Quando giungono a Colonia, la trovano conquistata dal fiero e crudele Attila, re degli Unni, colui che (la storia a volte è ingiusta) è ricordato con il sopranome di “flagello di Dio”. Pur non essendo un effeminato e diplomatico principe bizantino, Attila fu un grande re per il suo popolo e un grande stratega militare. Il soprannome è senza dubbio esagerato, però bisogna riconoscere che non nutriva particolari simpatie per i cristiani o i pellegrini in genere e non era tenero con loro.

Secondo la leggenda, le undicimila vergini vengono invitate all’abiura e a darsi ai piaceri della carne con i virili guerrieri. Rifiutano con sdegno, e Attila furioso ordina di trucidarle tutte.

Solo Orsola viene risparmiata, in un primo momento, poiché Attila si è invaghito di lei. Le propone il matrimonio, provocando l’indignazione della principessa.

Al secondo rifiuto, Attila abbandonando ogni velleità erotica, non perde tempo in discorsi e la fa trafiggere da una freccia.

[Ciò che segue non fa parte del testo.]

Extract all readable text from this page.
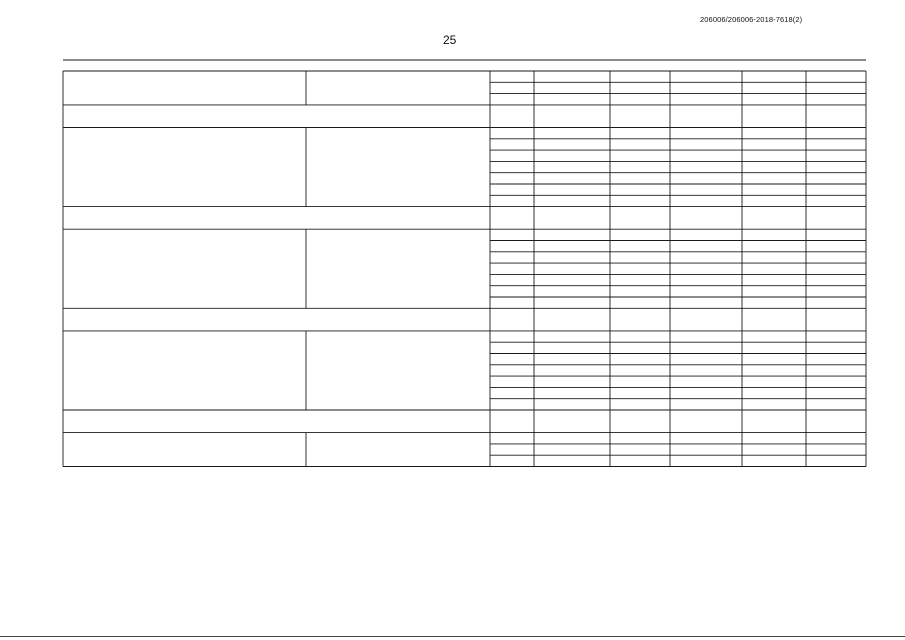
206006/206006-2018-7618(2)
25
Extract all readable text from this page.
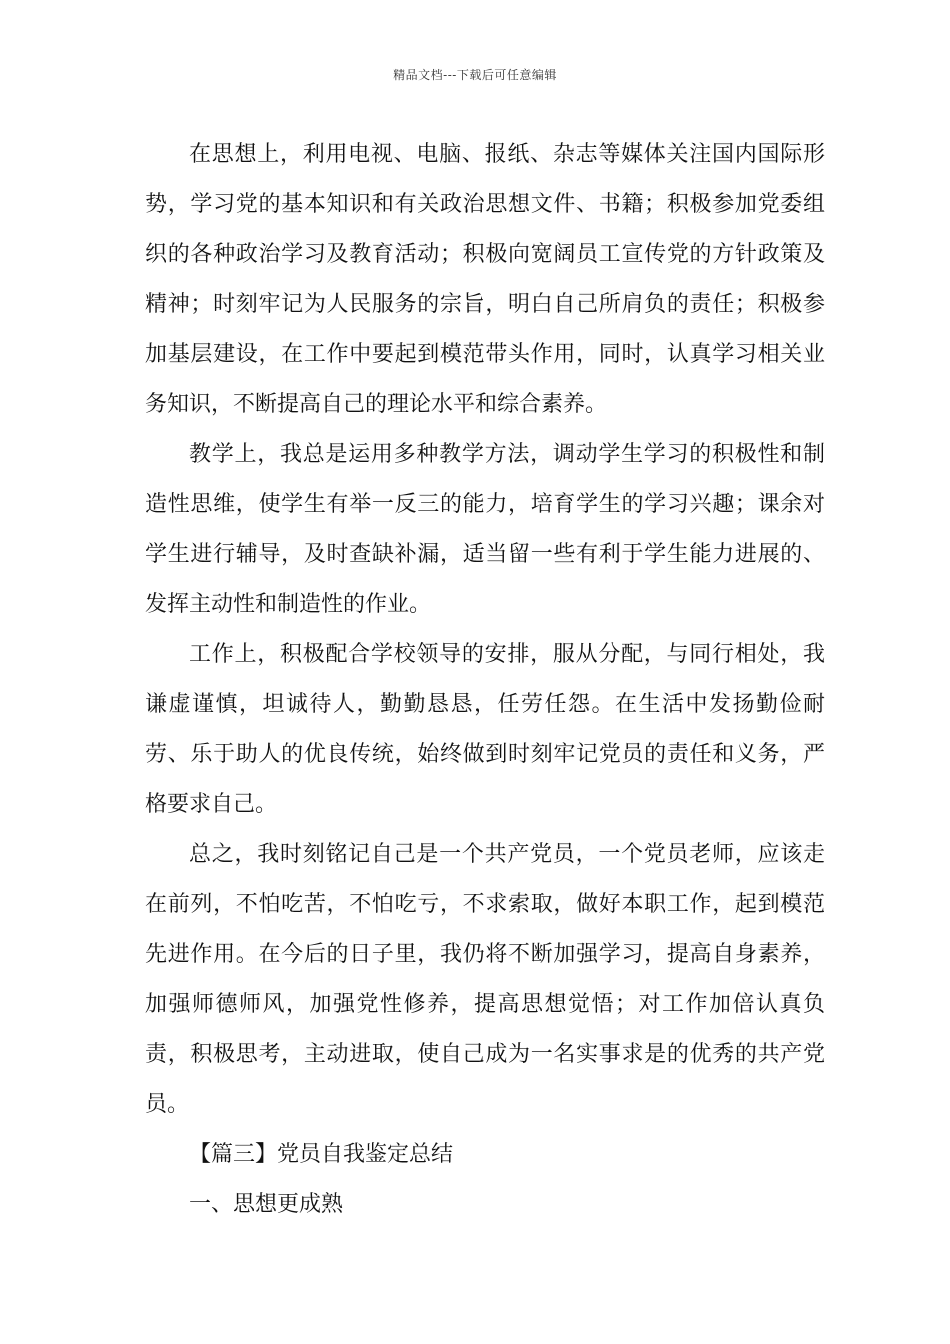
精品文档---下载后可任意编辑

在思想上，利用电视、电脑、报纸、杂志等媒体关注国内国际形势，学习党的基本知识和有关政治思想文件、书籍；积极参加党委组织的各种政治学习及教育活动；积极向宽阔员工宣传党的方针政策及精神；时刻牢记为人民服务的宗旨，明白自己所肩负的责任；积极参加基层建设，在工作中要起到模范带头作用，同时，认真学习相关业务知识，不断提高自己的理论水平和综合素养。

教学上，我总是运用多种教学方法，调动学生学习的积极性和制造性思维，使学生有举一反三的能力，培育学生的学习兴趣；课余对学生进行辅导，及时查缺补漏，适当留一些有利于学生能力进展的、发挥主动性和制造性的作业。

工作上，积极配合学校领导的安排，服从分配，与同行相处，我谦虚谨慎，坦诚待人，勤勤恳恳，任劳任怨。在生活中发扬勤俭耐劳、乐于助人的优良传统，始终做到时刻牢记党员的责任和义务，严格要求自己。

总之，我时刻铭记自己是一个共产党员，一个党员老师，应该走在前列，不怕吃苦，不怕吃亏，不求索取，做好本职工作，起到模范先进作用。在今后的日子里，我仍将不断加强学习，提高自身素养，加强师德师风，加强党性修养，提高思想觉悟；对工作加倍认真负责，积极思考，主动进取，使自己成为一名实事求是的优秀的共产党员。

【篇三】党员自我鉴定总结

一、思想更成熟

Niente dice la leggenda di quello sciagurato di Ereo che, per andar dietro alla promessa sposa, si era messo in un guaio dopo l’altro e aveva perso anche il regno.

I dati storici, invece, sono altri e abbastanza frammentari.

Un dato certo è il ritrovamento, in una chiesa di Colonia, di reliquie accompagnate da un’iscrizione in cui si dice che un certo Clematius ha edificato quel luogo di culto in memoria del martirio di alcune giovani donne uccise per la loro fede cristiana sotto l’imperatore Diocleziano. Vengono nominate le vergini e, fra i nomi, compare quello di Orsola.

Per quanto riguarda la presenza, nella leggenda, delle undicimila vergini, ci sono studi che propongono altre ipotesi di spiegazione oltre a quella della personificazione della purezza di Orsola. Si parla di un errore di trascrizione del numero romano indicante la probabile età della giovane effigiata sulla tavola dell’iscrizione o di un altro nome di martire compagna di Orsola, “Undecimilla”, anch’essa bretone, che sarebbe stato trascritto come “undecim milia”.

Dobbiamo ristabilire la verità storica su un’ultima questione: questa volta Attila non c’entrava per niente.

11 Oggi è un’importante organizzazione no-profit che opera nel settore del trasporto sanitario e dell’emergenza medica.